Bianchissima - i santi




La prima cosa a cui aveva pensato era Dio, ma poi aveva pensato che Dio non indossa una tuta di qualche genere, e per di più logora, come l'avesse consumata un qualche tipo di acido. Poi aveva visto che Dio non era solo, ce n’erano altri due, anche loro coperti da scafandri luminescenti, cose che in quella luce, in quel sole tagliente e giallo rilucevano di arcobaleni infiniti come quando una luce fortissima passa attraverso una pellicola fotografica. 
Le tre figure stavano facendo qualcosa, l’avevano preso e adesso lo stavano trascinando. Parlavano rapide, lanciavano strilli, parole che uscivano fuori ovattate, come barriti che si spegnevano nell'atmosfera nera che le circondava. Gli toccavano il petto, il cuore esposto, la faccia, poi riprendevano a correre, scivolando, inciampando e rialzandosi. Le tre forme di Dio erano agitate, terrorizzate. Stanno scappando pensò Tobi, ma non capiva da cosa. 
Poco prima di scivolare nel mondo, come ce lo avessero spinto loro, il ragazzino riuscì a scorgere altre due figure, le vide prima lontane, poi vicinissime. Anche loro indossavano delle specie di tute, le loro però erano scure, un nero che vibrava ignorando la potenza del giallo, un’oscurità sovrapposta che sembrava più un buco, un'assenza, come un fotomontaggio di quelli fatti male. 

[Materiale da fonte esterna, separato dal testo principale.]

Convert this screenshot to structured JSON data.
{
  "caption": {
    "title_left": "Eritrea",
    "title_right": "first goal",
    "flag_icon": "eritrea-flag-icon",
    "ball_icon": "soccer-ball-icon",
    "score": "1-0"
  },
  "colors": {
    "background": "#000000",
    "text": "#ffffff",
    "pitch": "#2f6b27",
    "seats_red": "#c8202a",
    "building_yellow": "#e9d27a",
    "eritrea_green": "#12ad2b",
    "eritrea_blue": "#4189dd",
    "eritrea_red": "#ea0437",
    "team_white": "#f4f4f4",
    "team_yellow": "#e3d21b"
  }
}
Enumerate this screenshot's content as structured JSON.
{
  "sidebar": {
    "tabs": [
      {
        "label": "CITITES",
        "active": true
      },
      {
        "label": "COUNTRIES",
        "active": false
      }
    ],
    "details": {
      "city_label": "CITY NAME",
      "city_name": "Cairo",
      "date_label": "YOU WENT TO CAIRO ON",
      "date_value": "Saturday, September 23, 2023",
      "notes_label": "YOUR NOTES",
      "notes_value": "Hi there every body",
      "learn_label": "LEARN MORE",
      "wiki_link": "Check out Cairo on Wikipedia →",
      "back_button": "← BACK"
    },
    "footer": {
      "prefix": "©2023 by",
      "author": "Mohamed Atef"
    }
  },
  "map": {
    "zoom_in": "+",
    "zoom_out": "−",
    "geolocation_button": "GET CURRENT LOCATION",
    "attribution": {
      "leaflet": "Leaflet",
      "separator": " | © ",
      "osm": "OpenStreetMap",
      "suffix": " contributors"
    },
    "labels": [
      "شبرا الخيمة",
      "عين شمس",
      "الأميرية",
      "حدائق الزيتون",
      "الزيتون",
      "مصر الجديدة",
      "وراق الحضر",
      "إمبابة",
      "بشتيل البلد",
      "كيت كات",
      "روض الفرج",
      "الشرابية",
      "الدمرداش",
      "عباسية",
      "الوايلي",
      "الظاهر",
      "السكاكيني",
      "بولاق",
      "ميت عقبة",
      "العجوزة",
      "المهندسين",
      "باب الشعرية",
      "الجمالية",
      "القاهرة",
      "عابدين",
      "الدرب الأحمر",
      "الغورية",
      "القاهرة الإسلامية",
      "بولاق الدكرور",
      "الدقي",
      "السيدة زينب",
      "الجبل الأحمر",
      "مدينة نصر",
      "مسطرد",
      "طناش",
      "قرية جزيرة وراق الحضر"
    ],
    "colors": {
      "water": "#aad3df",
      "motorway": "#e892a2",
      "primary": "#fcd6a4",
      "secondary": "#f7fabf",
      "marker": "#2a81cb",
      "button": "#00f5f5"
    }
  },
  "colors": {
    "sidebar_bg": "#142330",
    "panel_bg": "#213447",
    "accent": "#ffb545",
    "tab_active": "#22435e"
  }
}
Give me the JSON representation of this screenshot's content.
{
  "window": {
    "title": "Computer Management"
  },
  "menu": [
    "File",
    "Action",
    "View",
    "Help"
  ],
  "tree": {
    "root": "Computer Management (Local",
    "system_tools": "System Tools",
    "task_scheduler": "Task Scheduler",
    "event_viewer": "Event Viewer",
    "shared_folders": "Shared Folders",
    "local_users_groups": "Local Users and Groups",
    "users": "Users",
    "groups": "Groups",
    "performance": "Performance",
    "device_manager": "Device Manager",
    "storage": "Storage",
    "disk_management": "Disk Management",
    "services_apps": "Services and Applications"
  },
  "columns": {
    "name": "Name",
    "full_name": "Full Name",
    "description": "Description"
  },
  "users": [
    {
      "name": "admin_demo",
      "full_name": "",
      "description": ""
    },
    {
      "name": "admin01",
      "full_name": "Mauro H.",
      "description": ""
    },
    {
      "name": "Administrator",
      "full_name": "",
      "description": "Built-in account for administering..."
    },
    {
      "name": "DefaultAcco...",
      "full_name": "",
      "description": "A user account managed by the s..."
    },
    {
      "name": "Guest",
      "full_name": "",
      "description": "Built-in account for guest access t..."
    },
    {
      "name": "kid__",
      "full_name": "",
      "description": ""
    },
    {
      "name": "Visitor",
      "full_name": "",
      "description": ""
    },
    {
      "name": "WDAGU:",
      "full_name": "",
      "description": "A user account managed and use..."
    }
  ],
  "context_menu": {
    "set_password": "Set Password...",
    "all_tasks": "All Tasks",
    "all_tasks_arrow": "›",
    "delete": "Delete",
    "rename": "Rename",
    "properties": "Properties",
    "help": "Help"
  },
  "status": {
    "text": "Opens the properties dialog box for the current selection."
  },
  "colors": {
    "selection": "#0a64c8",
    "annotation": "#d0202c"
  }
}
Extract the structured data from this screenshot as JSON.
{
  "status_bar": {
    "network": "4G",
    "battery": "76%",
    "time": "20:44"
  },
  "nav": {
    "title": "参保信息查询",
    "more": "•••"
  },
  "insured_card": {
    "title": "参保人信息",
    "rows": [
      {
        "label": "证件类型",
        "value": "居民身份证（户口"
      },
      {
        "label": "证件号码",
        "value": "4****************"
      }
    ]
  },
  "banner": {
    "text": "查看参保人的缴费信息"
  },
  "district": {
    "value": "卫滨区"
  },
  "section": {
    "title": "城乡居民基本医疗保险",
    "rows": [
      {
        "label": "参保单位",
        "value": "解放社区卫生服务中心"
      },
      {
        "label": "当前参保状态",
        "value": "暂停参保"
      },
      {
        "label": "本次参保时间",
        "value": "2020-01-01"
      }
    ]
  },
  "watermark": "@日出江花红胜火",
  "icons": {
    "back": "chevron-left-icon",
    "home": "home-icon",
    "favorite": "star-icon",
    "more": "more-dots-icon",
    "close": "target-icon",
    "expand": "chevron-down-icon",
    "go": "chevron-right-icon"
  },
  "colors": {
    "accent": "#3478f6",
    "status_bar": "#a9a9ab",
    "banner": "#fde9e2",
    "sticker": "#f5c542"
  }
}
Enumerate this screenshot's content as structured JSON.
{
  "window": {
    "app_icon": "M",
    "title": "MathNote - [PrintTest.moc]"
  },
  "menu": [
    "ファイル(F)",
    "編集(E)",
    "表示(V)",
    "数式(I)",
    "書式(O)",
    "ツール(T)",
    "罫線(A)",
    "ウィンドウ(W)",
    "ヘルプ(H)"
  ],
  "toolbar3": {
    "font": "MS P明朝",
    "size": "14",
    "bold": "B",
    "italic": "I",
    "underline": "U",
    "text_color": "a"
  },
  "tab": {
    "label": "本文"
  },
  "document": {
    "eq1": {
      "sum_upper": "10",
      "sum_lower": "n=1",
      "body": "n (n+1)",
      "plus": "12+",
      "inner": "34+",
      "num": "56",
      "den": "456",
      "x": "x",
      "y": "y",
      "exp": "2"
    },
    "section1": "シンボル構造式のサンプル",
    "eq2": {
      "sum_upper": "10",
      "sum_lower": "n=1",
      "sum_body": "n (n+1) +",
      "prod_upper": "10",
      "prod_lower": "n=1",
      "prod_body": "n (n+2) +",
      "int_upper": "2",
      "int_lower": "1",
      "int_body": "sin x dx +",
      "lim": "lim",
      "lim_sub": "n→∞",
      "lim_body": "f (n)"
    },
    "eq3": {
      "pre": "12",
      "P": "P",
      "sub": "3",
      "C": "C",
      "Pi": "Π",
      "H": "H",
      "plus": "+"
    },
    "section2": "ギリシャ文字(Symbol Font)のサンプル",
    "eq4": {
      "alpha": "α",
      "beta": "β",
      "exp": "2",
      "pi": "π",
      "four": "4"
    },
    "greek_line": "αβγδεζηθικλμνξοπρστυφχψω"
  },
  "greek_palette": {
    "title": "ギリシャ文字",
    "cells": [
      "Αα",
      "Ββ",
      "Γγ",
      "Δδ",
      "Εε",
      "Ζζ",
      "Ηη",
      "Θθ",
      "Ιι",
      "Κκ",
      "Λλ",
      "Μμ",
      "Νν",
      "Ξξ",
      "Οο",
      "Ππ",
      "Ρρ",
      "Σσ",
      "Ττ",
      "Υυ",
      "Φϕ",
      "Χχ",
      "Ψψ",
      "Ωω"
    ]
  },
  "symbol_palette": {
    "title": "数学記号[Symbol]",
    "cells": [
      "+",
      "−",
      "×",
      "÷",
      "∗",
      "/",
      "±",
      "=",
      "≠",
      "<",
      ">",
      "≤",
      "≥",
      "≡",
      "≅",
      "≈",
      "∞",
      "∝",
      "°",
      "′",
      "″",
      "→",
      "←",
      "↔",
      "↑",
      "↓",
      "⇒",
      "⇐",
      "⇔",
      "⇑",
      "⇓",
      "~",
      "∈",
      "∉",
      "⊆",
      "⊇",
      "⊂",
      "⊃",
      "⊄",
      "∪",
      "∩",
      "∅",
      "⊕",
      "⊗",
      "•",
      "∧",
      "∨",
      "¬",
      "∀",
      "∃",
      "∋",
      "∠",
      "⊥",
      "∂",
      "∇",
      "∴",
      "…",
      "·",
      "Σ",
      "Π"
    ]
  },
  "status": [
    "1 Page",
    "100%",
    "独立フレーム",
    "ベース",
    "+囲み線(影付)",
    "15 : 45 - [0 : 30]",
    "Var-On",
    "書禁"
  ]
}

Prima di trovarsi ricoperto dai vermi, ancora lì, a fianco del cadavere duro della ragazzina. Tobi aveva visto una delle figure nere saltare addosso a una di quelle che rilucevano. Si erano azzuffati, rotolando nella fanghiglia, combattendo goffi tra le pietre scalfite dal vento incessante, alzando una, una polvere viscida e nera, l'altra una polvere liquida e gialla che l’aveva fatto pensare all'inchiostro di una seppia quando ha paura.